2006
Extended Family
The last month has been the hardest I have ever had to live through. My father has been diagnosed with lung cancer, which has spread to his liver and bones. He took his first chemotherapy treatment last Wednesday. Each day has turned into a gift. I see things differently and have found myself reevaluating my thoughts and how I have lived in the past.
The brightest thing that has been able to shine through all this darkness is my friends. Friends who have become a part of my family. My mom and dad have never had a problem or issue with my being gay. Because of that they have taken in many of my gay friend whose parents do not agree with their sexuality. My Dad is just not my Dad, he is a Dad to all of them as well.
I bitch about the drama. I say that I can’t stand the lesbian clique’s and all that they stand for. It makes me not want to go to pride or to the one lesbian bar we have that isn’t hours away. A few years ago I took on creating a lesbian online group. I ran it for 3 years, and at it’s peek it had over 1000 members. I had to stop, I couldn’t handle attempting to make everyone happy. I couldn’t handle the drama and the bullshit. The experience made me despise the same women I had worked so hard to bring together.
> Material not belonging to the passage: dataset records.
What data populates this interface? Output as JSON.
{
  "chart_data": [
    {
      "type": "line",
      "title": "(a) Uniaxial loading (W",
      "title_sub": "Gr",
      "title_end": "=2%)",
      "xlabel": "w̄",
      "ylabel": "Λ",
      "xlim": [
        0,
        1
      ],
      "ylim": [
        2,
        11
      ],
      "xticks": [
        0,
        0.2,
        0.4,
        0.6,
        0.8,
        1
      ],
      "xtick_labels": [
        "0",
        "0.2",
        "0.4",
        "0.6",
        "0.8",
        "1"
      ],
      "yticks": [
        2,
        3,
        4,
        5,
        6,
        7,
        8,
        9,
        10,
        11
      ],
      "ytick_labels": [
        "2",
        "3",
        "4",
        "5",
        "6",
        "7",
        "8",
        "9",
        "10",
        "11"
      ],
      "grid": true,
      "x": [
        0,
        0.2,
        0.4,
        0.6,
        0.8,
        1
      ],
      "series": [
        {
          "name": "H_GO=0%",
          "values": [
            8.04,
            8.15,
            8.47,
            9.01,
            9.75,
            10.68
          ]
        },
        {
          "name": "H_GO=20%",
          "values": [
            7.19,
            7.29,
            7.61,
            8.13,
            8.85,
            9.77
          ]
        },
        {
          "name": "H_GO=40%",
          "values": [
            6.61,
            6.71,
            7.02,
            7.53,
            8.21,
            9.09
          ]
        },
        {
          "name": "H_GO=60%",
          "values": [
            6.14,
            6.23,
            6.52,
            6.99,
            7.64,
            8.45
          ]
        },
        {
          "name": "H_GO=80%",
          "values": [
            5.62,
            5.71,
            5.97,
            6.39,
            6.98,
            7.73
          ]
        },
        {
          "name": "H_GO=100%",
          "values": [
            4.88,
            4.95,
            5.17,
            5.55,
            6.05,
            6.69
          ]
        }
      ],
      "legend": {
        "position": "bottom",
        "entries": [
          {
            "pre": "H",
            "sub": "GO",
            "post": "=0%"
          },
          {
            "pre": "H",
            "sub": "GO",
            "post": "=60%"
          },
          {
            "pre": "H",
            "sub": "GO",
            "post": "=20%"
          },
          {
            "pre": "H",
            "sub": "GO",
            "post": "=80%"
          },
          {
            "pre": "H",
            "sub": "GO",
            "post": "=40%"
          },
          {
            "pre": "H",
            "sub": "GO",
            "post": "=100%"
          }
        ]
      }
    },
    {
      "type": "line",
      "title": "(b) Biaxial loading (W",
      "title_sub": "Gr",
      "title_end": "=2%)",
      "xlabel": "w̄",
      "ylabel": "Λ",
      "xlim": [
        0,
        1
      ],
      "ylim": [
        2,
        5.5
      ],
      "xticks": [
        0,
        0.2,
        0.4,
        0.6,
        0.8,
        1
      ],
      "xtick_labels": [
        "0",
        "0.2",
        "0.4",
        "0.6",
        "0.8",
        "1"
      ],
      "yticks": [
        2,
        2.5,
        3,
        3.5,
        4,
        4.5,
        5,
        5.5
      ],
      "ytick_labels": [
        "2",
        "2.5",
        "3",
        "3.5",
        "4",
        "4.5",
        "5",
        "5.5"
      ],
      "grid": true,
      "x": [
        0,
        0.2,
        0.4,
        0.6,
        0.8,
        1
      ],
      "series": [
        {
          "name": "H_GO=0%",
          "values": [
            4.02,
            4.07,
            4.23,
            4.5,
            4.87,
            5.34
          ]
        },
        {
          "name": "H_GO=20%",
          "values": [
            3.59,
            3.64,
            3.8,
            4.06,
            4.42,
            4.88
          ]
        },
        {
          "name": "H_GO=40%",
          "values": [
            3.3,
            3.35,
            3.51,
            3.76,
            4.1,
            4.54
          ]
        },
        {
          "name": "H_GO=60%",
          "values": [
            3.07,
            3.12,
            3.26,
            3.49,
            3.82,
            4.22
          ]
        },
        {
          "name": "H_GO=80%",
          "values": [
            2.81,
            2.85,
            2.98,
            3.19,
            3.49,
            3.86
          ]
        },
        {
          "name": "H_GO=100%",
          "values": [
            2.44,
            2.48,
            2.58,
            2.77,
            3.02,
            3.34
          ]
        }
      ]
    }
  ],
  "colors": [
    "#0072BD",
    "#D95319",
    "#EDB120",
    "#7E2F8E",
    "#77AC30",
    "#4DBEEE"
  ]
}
I’ve let all that bitterness go. Now I am thankful for the extended family that I have gained through it all. We become close because sometimes those that are supposed to love us no matter what don’t. We form bonds to replace those that we have lost along the way of letting the world know who we really are. I have acquired amazing friends along the way. I have gained a family that far surpasses the blood that flows through my veins. There is nothing like coming together and knowing that people are there for you. It’s unfortunate that sometimes it takes a tragedy to make that happen. But no matter what happens, it is a lesson I will never be able to thank them all enough. On behalf of my mom, brother, and dad, we couldn’t do this without them.